Caroline Fabre : Ce n’est pas qu’une question de taille. Les besoins d’une entreprise du  mid-market à investir dans les plans de continuité d’activité sont plutôt liés aux risques qu’elle encoure.  Dans certains métiers, les contraintes  réglementaires sont très importantes et une continuité d’activité est exigée. C’est le cas, par exemple, des banques et des assurances. Parfois, le PCA peut être exigé par le donneur d’ordre : les entreprises étendues sont de plus en plus dépendantes de leurs sous-traitants ce qui peut représenter un risque pour elles. Pour se prémunir , elles contraignent leur partenaire par contrat de faire état d’un PCA.  Certains organismes qui accompagnent ou financent des PME demandent aussi des assurances dans la continuité d’activité. Ils  veulent être certains que l’entreprise peut faire face à un sinistre. Enfin, parmi les entreprises qui sont les plus motivées à mettre en place un PCA, on trouve celles qui ont déjà eu un sinistre personnel ou qui connaissent une entreprise proche de la leur qui ont été touchées. Chez IBM, nous faisons régulièrement des réunions d’information et nous remarquons qu’elles sont particulièrement  suivies dans les régions qui ont connu des sinistres comme dans les Landes après le passage de la tempête Klaus en 2009.
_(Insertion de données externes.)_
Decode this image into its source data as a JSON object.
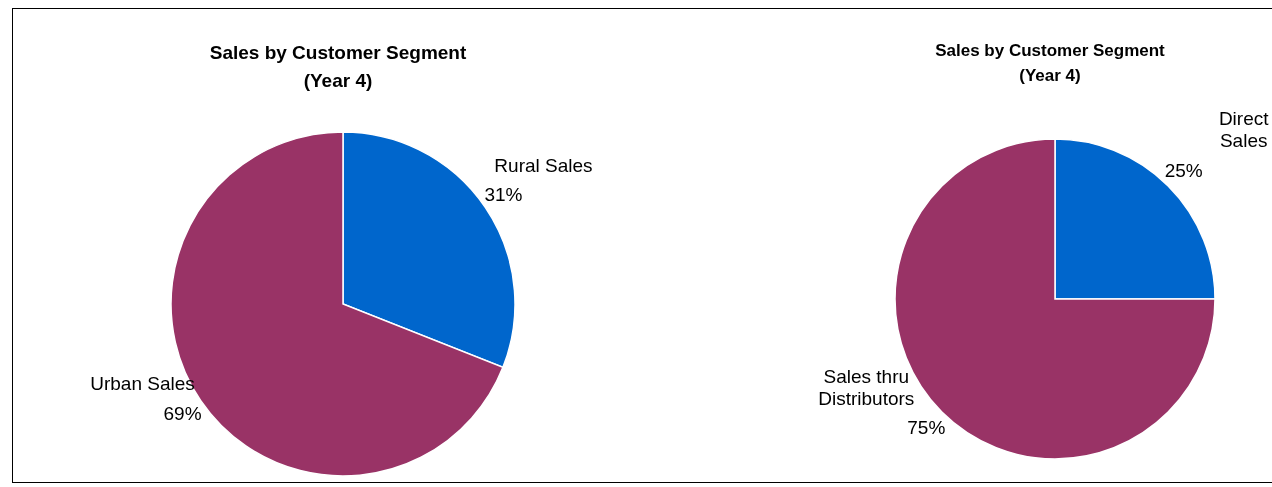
{
  "chart_data": [
    {
      "type": "pie",
      "title": "Sales by Customer Segment\n(Year 4)",
      "categories": [
        "Rural Sales",
        "Urban Sales"
      ],
      "values": [
        31,
        69
      ],
      "value_labels": [
        "31%",
        "69%"
      ],
      "colors": [
        "#0066cc",
        "#993366"
      ]
    },
    {
      "type": "pie",
      "title": "Sales by Customer Segment\n(Year 4)",
      "categories": [
        "Direct Sales",
        "Sales thru Distributors"
      ],
      "values": [
        25,
        75
      ],
      "value_labels": [
        "25%",
        "75%"
      ],
      "colors": [
        "#0066cc",
        "#993366"
      ]
    }
  ]
}
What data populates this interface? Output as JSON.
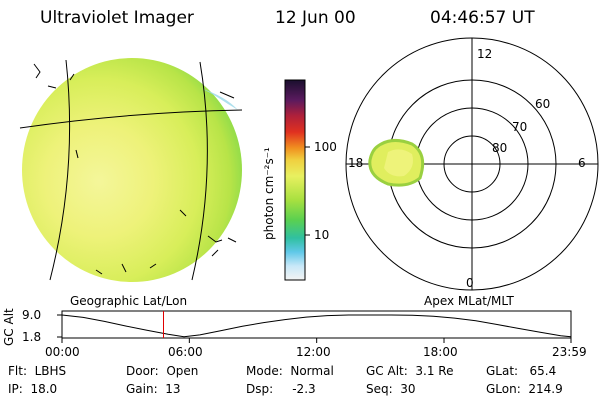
{
  "header": {
    "title": "Ultraviolet Imager",
    "date": "12 Jun 00",
    "time": "04:46:57 UT"
  },
  "colorbar": {
    "unit_label": "photon cm⁻²s⁻¹",
    "ticks": [
      "100",
      "10"
    ],
    "colors": [
      "#1a0f2e",
      "#5a1a5e",
      "#b0203a",
      "#e03020",
      "#f09020",
      "#f0d040",
      "#e8f060",
      "#a8e040",
      "#5ad050",
      "#30c0a0",
      "#60c8e8",
      "#c8e8f8",
      "#f4f4f4"
    ]
  },
  "left_panel": {
    "caption": "Geographic Lat/Lon"
  },
  "polar_plot": {
    "caption": "Apex MLat/MLT",
    "mlt_labels": {
      "top": "12",
      "right": "6",
      "bottom": "0",
      "left": "18"
    },
    "lat_labels": [
      "80",
      "70",
      "60"
    ]
  },
  "altitude_plot": {
    "ylabel": "GC Alt",
    "y_ticks": [
      "9.0",
      "1.8"
    ],
    "x_ticks": [
      "00:00",
      "06:00",
      "12:00",
      "18:00",
      "23:59"
    ]
  },
  "chart_data": {
    "type": "line",
    "title": "",
    "xlabel": "",
    "ylabel": "GC Alt",
    "xlim": [
      "00:00",
      "23:59"
    ],
    "ylim": [
      1.8,
      9.0
    ],
    "series": [
      {
        "x": [
          "00:00",
          "01:00",
          "02:00",
          "03:00",
          "04:00",
          "05:00",
          "05:45",
          "06:30",
          "07:30",
          "08:30",
          "09:30",
          "10:30",
          "11:30",
          "12:30",
          "13:30",
          "14:30",
          "15:30",
          "16:30",
          "17:30",
          "18:30",
          "19:30",
          "20:30",
          "21:30",
          "22:30",
          "23:30",
          "23:59"
        ],
        "values": [
          9.0,
          8.2,
          6.9,
          5.4,
          4.0,
          2.7,
          1.9,
          2.5,
          3.9,
          5.3,
          6.5,
          7.5,
          8.3,
          8.8,
          9.0,
          9.0,
          9.0,
          8.9,
          8.6,
          8.0,
          7.1,
          5.9,
          4.6,
          3.4,
          2.2,
          1.9
        ]
      }
    ],
    "current_time_marker": "04:46:57"
  },
  "footer": {
    "col1": [
      "Flt:  LBHS",
      "IP:  18.0"
    ],
    "col2": [
      "Door:  Open",
      "Gain:  13"
    ],
    "col3": [
      "Mode:  Normal",
      "Dsp:     -2.3"
    ],
    "col4": [
      "GC Alt:  3.1 Re",
      "Seq:  30"
    ],
    "col5": [
      "GLat:   65.4",
      "GLon:  214.9"
    ]
  }
}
Comment doit être conçu un PCA ?
Caroline Fabre : Avant de mettre en place un PCA, l’entreprise doit se poser les bonnes questions : qu’est ce qu’il faut protéger : Les données ? Les collaborateurs ? Le système d’information ? la production ? Quelle est la perte maximale de données que l’on peut admettre ? Quel est le délai maximal d’interruption? Ce qui est clé, c’est de déterminer la criticité des éléments. Le plan de continuité doit être le reflet de la considération des risques et en fonction de ces différents critères, le fournisseur va pouvoir adapter son offre.  Mais cela ne suffit pas. Pour être efficace, le dispositif doit savoir évoluer  sinon il devient inopérant. Il doit pouvoir s’adapter aux changements de l’entreprise, par exemple, si celle-ci a fait de la croissance externe. Et il doit également pouvoir prendre en compte l’évolution des risques.

Caroline Fabre : Pourquoi faire appel à un prestataire externe pour mettre en place un PCA ?
Il y a plusieurs raisons qui légitiment le recours à un prestataire extérieur pour un plan de continuité. D’abord l’expérience. Les clients sont rarement confrontés à des gros sinistres comme un incendie, une inondation ou une quelconque destruction. Les équipes internes manquent donc d’expérience quand il y a un incident. Alors que le prestataire a l’habitude. Ses équipes savent s’organiser en amont mais aussi pour la remise en marche du système. Par ailleurs, l’entreprise et surtout dans le mid-market n’ont pas toujours les moyens d’avoir des locaux supplémentaires pour héberger leurs solutions de stockage ou de back-up. Sans compter que les entreprises pensent pouvoir s’appuyer sur leurs sauvegardes mais elles ne testent pas la  « restaurabilité ». Or on constate qu’à peine 70% des données sont « restaurables ». Enfin, recourir à un prestataire, c’est avoir l’assurance que le système et les données sont protégés et mis à jour en temps réel. Cet aspect est très important car les petites structures considèrent qu’elles peuvent très bien mettre en place leur propre PCA. Or souvent, les personnes qui sont chargées du plan de continuité sont basculées vers d’autres activités et le PCA interne devient vite inopérant. Cependant, pour réussir, même avec un prestataire extérieur, il faut que le projet soit culturellement accepté en interne : c’est une décision de l’entreprise en général.